Над дверью висит вышитая белая занавеска. В углу — высокая печь, покрытая глиняными изразцами с глазурью. В комнате — стол, на нем стопками сложены фотографии, буклеты, книги.

— Наше село было обстреляно першим. Тут была така церковь-невеличка, капличка. Перший снаряд попал на ту церковочку, и она сгорела… — Пожилая учительница местной школы Надежда Васильевна берет со столика буклет. Открывает. Надевает очки.

— Тут собраны гаивки, — говорит Ирина, — еще бабушка моя собирала. Они ушли с нашими ссыльными в Сибирь, а потом вернулись их детям и внукам.

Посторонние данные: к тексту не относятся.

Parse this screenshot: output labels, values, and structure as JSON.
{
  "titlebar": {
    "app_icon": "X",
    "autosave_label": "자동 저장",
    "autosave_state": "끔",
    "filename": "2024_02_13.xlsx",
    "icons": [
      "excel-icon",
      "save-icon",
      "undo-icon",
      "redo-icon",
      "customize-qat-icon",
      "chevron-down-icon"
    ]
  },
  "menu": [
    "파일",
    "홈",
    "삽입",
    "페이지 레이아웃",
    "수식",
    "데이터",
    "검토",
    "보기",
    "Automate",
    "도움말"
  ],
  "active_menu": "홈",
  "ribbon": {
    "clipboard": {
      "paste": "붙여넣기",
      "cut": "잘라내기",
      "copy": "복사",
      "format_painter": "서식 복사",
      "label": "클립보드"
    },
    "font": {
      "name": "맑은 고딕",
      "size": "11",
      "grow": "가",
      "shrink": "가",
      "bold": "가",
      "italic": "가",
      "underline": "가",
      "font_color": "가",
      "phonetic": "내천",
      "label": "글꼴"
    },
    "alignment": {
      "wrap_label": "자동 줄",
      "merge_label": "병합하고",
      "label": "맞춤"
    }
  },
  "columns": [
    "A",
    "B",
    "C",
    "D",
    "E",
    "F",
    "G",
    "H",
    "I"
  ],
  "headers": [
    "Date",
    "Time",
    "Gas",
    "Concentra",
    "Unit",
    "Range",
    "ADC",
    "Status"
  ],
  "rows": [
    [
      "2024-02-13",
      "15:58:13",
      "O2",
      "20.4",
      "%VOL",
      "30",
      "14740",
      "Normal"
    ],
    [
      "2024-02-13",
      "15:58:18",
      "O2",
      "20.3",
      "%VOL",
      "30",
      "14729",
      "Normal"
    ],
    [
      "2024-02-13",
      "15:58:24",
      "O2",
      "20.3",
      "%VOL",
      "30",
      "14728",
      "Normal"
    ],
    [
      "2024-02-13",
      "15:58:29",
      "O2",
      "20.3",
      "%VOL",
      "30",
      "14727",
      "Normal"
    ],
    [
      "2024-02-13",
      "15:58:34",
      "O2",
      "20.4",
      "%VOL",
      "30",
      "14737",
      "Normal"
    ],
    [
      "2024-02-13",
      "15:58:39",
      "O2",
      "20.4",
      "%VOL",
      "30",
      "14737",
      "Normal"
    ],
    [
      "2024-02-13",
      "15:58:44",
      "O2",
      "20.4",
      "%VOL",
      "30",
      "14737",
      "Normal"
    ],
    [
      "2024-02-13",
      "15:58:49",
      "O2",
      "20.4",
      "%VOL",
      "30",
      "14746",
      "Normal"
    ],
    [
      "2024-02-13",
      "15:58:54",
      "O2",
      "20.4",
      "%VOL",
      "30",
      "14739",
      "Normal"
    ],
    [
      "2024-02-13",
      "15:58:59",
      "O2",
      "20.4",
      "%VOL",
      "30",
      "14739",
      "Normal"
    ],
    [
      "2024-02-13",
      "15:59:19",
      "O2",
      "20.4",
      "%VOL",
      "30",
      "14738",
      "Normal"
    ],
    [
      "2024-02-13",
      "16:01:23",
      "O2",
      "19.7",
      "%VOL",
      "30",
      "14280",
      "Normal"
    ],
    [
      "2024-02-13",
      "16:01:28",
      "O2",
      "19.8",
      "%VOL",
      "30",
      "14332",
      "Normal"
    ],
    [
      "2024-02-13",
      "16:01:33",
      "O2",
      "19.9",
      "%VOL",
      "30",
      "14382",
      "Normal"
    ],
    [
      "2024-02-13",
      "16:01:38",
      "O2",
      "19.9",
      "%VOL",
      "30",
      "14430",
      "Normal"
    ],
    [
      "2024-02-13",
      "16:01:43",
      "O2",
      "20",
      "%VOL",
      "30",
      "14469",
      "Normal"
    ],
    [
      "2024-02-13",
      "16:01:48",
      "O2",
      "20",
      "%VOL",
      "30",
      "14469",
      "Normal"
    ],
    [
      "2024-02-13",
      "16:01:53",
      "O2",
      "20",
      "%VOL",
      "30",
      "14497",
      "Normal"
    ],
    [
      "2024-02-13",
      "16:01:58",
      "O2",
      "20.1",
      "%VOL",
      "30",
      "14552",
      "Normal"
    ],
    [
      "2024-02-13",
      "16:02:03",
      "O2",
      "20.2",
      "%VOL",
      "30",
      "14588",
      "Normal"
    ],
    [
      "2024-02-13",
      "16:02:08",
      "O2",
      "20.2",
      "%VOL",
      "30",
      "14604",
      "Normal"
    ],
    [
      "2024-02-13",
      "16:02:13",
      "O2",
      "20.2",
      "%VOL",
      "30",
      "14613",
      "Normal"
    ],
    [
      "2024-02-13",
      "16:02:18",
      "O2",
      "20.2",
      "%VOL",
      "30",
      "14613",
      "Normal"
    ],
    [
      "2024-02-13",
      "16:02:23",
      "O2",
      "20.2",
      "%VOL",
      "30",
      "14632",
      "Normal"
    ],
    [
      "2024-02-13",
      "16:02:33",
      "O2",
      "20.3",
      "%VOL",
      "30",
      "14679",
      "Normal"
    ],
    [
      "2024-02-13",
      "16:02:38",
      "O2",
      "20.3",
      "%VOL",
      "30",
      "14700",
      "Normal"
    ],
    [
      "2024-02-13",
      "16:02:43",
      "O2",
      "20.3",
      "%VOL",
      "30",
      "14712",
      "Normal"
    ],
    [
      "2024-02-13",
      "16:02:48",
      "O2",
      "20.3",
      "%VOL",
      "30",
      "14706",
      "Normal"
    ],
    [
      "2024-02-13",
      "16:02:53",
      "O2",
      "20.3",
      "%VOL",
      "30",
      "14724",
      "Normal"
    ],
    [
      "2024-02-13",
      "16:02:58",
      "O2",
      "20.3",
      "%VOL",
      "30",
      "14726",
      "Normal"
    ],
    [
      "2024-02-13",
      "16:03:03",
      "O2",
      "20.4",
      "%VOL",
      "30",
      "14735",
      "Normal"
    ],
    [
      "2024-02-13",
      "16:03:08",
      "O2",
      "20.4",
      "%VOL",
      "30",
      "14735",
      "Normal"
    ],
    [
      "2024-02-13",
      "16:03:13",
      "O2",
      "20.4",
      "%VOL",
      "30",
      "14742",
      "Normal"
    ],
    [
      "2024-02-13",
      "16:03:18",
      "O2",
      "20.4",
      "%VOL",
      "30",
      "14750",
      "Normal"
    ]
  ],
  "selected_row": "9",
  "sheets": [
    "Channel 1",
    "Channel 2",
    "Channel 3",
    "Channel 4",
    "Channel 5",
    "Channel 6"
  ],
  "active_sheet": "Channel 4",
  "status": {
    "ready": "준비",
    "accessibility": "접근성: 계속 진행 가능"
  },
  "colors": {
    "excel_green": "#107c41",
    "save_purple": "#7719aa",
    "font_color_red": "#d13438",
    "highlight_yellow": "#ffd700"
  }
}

— Продавала клебаньская дочку свою, — заводит тонким голосом учительница. Мэр, стоя у нее за спиной, подпевает. — А долинська перебiгла: купiть мою. Ми вашу не хочемо, бо лiнива, чотири ночi горцi мочить, три днi мила… Вы все поняли или перевести? — спрашивает меня, дойдя до конца. — На торгу мать продавала дочь свою. Хвалила ее.

— А как хвалила?

— Кака она у ней гарна, каки косы имеет… То дети наши поют, так становятся в два рядка, и из одного выходит мать, представляет дочь свою.

— И что же в результате? Купили ее?

— Нет! — с чувством говорит Надежда Васильевна. — Так другая сторона сказала — мы вашу не хотим, потому что она ленива! Она горшки четыре дня мочила, потом три дня мыла. Они другую купили.

— А как же та? Так и не вышла замуж? — спрашиваю я.

— Так ту уже триста лет продают! — смеется Ирина.

— Мы хотим сделать музей, — говорит учительница. — И помещение уже есть, осталось только отремонтировать, там будут представлены три культуры — украинская, польская, — перечисляет она, и я жду, что она скажет «русская», но она заканчивает: — еврейская.

— Почему вы нас так не хотите? — спрашиваю я.

— А я вам скажу, — махнув рукой на Ирину, чтобы молчала, начинает учительница. — А потому что память генетическая у нас. Мужа моей тети вывезли вместе с детьми. Младшему ребенку было полгода только. Она что успела, то на него надела. По дороге он умер. Муж ее был председателем села и вроде помогал нашим повстанцам.

— А повстанцы-то у себя дома хотели родину свою, — хрипло перебивает ее Ирина. — Они же не шли на Россию нападать. Но их объявили бандформированием! Какое же бандформирование?! Какое?! У нас была наша Украина. Русские пришли и ее забрали. Русские сказали, что бога нет. Хотя мы верим в бога. Вы сказали, что украинского языка нет. Но мы хотим разговаривать на своем языке и петь своих гаивки!

— Линия раздела прошла по нашему селу, — быстро перехватывает слово учительница. — В один день половина села попала в Польшу, другая — в Украину. И знаете, в чем основное качество западных украинцев? В том, что мы ничего не забыли. В том, что мы память свою сохранили!